Saturday 20 August 2011

Still Life

Zhang Ke Jia - 2006
Shot on DV video, this is a film that challenged my expectations of cinema. For perhaps the first time, I understood how some people, intelligent and good, could, for example, reject early neo-realism. The type of film used, frankly the weirdness of it, what I would call a kind of ugliness, though I now disagree with myself here, can be tough. The video does make it look slightly like a TV soap, as does the lack of studio lights, furnishings. And yet, perhaps partly through these means, this film can do so much.
Using long takes, as before, with long shots where the camera almost always moves, often in very clean and clear horizontals, although it can move elsewhere too. It uses some sensational shots of place, of crumbling, of dirt, of building sites; this is primarily a document of that. Yet it saves up these shots, not overwhelming; there is a lot of more personal stuff, closer, in confined rooms or spaces, usually following the 'action' through these.

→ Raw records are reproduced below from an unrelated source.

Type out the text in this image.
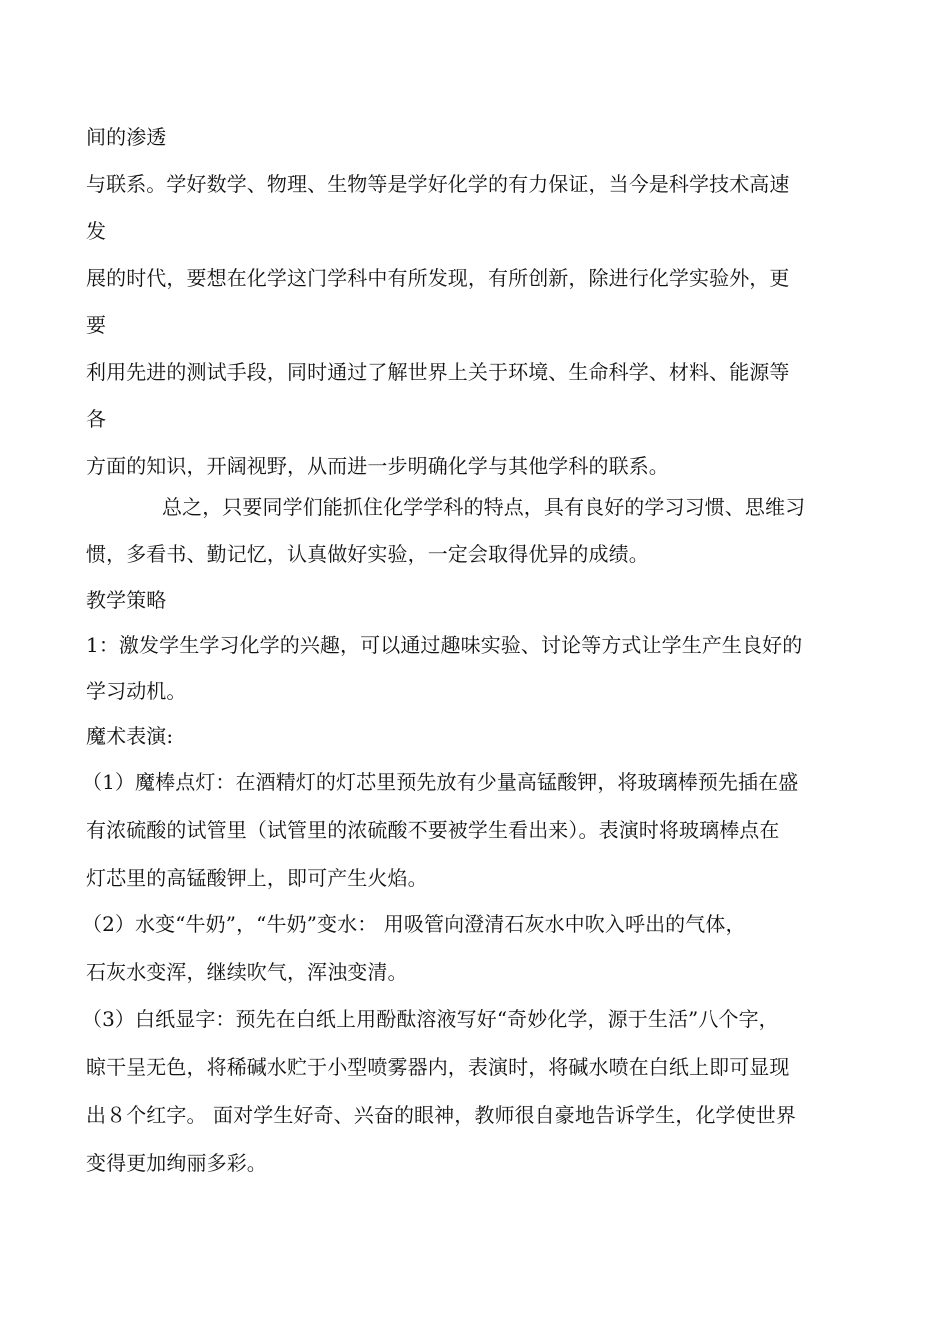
间的渗透
与联系。学好数学、物理、生物等是学好化学的有力保证，当今是科学技术高速
发
展的时代，要想在化学这门学科中有所发现，有所创新，除进行化学实验外，更
要
利用先进的测试手段，同时通过了解世界上关于环境、生命科学、材料、能源等
各
方面的知识，开阔视野，从而进一步明确化学与其他学科的联系。
总之，只要同学们能抓住化学学科的特点，具有良好的学习习惯、思维习
惯，多看书、勤记忆，认真做好实验，一定会取得优异的成绩。
教学策略
1：激发学生学习化学的兴趣，可以通过趣味实验、讨论等方式让学生产生良好的
学习动机。
魔术表演:
（1）魔棒点灯：在酒精灯的灯芯里预先放有少量高锰酸钾，将玻璃棒预先插在盛
有浓硫酸的试管里（试管里的浓硫酸不要被学生看出来）。表演时将玻璃棒点在
灯芯里的高锰酸钾上，即可产生火焰。
（2）水变“牛奶”，“牛奶”变水： 用吸管向澄清石灰水中吹入呼出的气体，
石灰水变浑，继续吹气，浑浊变清。
（3）白纸显字：预先在白纸上用酚酞溶液写好“奇妙化学，源于生活”八个字，
晾干呈无色，将稀碱水贮于小型喷雾器内，表演时，将碱水喷在白纸上即可显现
出８个红字。 面对学生好奇、兴奋的眼神，教师很自豪地告诉学生，化学使世界
变得更加绚丽多彩。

With the video, this is extremely contrasty, which really unnerved me. The director chooses to light people well, a rare choice for video and, frankly, much of the modern cinema I hold dear (I'm thinking chiefly of 'Eloge De L'Amour' as an example). This made me think 'ugly'- and yet. The place is something else, off centre compostions as people watch crumbling and falling, that change.
What is acted out in front of us is just that- acted out in front of us. We're basically here for the location, but the director (or at least so his statement says) is interested in the people; and the quiet respect, kinf of affection with distance, he reserves for them is extraordinary. Cinema finding people, showing people. Yes, they can be cruel, but well... It is also frequently very funny, mild absurdist bits and bobs. The spaceship, as well as strange and oddly beautiful (though, again, 'ugly'; in most cinema this would be something called 'crappy CGI').
This film is difficult, and I coulnd't quite stick with the whole thing, more the worse for me. I like to think that I can still say though that, if we still have a modern cinema, this is one of the fisrt examples of how to do it. Get a camera, any camera; you can probably 'only' afford digital. Find a place, find people there. Make it look like it should, it is.